Published June 14, 2011
WASHINGTON – As the recession gripped America, thousands more people in rural and suburban areas turned to homeless shelters for help.
The number of people using shelters or transitional housing in suburban and rural areas increased 57 percent from 2007 to 2010, with more than 500,000 people from smaller communities seeking help in 2010, according to a report by the Housing and Urban Development Department. During the same time there was a decrease in the use of shelters in urban areas.
HUD Secretary Shaun Donovan said Tuesday in a conference call with reporters that about 40 percent of those who served in the armed forces come from rural areas and homelessness among Iraq and Afghanistan veterans could be a contributing factor. He said the agency is stepping up efforts to combat homelessness near some military bases, and that legislation signed in 2009 by President Barack Obama contained a component that opens the door for more programs targeting homelessness in rural areas.

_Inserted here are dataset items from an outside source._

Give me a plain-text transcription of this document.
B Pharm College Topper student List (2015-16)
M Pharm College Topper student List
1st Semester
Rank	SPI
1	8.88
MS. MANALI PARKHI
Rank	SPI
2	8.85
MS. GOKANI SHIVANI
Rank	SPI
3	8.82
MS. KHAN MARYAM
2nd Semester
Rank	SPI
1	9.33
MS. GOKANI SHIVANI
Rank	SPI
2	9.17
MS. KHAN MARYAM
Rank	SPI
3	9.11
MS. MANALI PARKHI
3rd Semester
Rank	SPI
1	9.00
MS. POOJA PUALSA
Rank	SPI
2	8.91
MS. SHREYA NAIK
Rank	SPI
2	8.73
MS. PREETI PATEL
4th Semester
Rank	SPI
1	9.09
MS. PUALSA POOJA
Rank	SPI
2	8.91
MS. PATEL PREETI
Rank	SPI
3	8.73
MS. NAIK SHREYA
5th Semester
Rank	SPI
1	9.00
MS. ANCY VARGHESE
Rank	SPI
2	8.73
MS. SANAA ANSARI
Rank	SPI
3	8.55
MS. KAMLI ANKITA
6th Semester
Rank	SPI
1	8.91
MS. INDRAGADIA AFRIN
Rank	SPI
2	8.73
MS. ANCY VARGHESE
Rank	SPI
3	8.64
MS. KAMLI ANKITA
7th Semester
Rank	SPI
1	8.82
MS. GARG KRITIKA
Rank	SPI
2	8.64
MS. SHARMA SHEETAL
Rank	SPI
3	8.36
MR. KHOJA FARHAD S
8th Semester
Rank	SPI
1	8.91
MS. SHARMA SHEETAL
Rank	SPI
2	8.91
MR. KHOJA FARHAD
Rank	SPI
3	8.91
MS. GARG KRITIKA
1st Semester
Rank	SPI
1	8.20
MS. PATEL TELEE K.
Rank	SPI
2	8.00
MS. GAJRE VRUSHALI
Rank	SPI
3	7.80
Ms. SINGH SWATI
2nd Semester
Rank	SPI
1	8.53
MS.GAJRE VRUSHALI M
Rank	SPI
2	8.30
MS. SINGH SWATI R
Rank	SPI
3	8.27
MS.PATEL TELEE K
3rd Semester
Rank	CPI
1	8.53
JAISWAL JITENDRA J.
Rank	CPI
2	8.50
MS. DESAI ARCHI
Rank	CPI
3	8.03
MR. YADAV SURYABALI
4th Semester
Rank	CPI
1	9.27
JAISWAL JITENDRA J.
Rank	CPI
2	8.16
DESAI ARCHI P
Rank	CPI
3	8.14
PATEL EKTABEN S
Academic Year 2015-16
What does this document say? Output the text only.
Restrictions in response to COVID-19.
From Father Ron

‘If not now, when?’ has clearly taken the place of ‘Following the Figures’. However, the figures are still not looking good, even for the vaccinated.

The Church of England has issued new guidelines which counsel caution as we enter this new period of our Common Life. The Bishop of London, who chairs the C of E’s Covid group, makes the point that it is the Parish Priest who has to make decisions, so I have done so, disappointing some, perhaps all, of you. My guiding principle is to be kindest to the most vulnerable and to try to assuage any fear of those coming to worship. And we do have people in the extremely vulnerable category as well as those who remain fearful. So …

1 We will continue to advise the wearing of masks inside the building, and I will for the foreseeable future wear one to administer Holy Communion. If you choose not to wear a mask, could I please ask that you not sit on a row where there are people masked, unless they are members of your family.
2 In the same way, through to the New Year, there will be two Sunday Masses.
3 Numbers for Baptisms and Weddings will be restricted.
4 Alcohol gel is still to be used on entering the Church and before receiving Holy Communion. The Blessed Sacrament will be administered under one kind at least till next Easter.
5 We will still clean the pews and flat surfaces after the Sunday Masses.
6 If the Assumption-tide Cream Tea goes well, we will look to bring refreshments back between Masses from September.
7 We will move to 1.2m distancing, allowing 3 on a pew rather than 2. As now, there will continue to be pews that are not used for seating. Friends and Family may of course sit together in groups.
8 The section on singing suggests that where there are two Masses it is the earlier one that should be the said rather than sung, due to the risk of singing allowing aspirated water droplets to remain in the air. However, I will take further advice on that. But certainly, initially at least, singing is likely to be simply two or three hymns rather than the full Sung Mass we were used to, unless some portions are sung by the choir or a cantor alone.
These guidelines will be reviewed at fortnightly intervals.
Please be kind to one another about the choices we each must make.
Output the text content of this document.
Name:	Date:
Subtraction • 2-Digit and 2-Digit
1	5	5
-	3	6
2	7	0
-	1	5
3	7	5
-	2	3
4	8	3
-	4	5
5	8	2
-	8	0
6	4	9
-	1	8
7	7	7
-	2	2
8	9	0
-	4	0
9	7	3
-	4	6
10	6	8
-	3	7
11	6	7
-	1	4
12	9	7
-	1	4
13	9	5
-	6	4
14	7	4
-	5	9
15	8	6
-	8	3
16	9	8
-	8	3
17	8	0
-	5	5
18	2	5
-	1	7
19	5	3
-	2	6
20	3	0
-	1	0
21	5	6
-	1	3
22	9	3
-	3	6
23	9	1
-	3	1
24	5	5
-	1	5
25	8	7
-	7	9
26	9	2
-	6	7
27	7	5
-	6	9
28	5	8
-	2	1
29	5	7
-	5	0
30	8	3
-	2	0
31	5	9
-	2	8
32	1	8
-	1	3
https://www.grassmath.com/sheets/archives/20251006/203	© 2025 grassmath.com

Families represent a much larger share of the total sheltered population than ever before, the report said. A majority of the homeless families consist of a single mother with young children.
"It's not surprising, given the economic crisis, that we would see an increasing number of families," Donovan said. "I think it is a direct result of the employment, the economic challenges we've seen."
The report said research has shown that families are more likely to become homeless for economic reasons while individuals are more likely to become homeless because of substance abuse and mental illness.
There was a bright spot in the report. The total number of people chronically homeless during the four-year period decreased 11 percent. Donovan said the emphasis on programs to assist the chronically homeless and increase in permanent supportive housing nationwide helps explain why.
And, the number of homeless individuals overall in the United States held steady between 2009 and 2010, the report said.
The worse recession since the Great Depression of the 1930s began in December 2007 and ended in 2009, although unemployment remains at painfully high levels.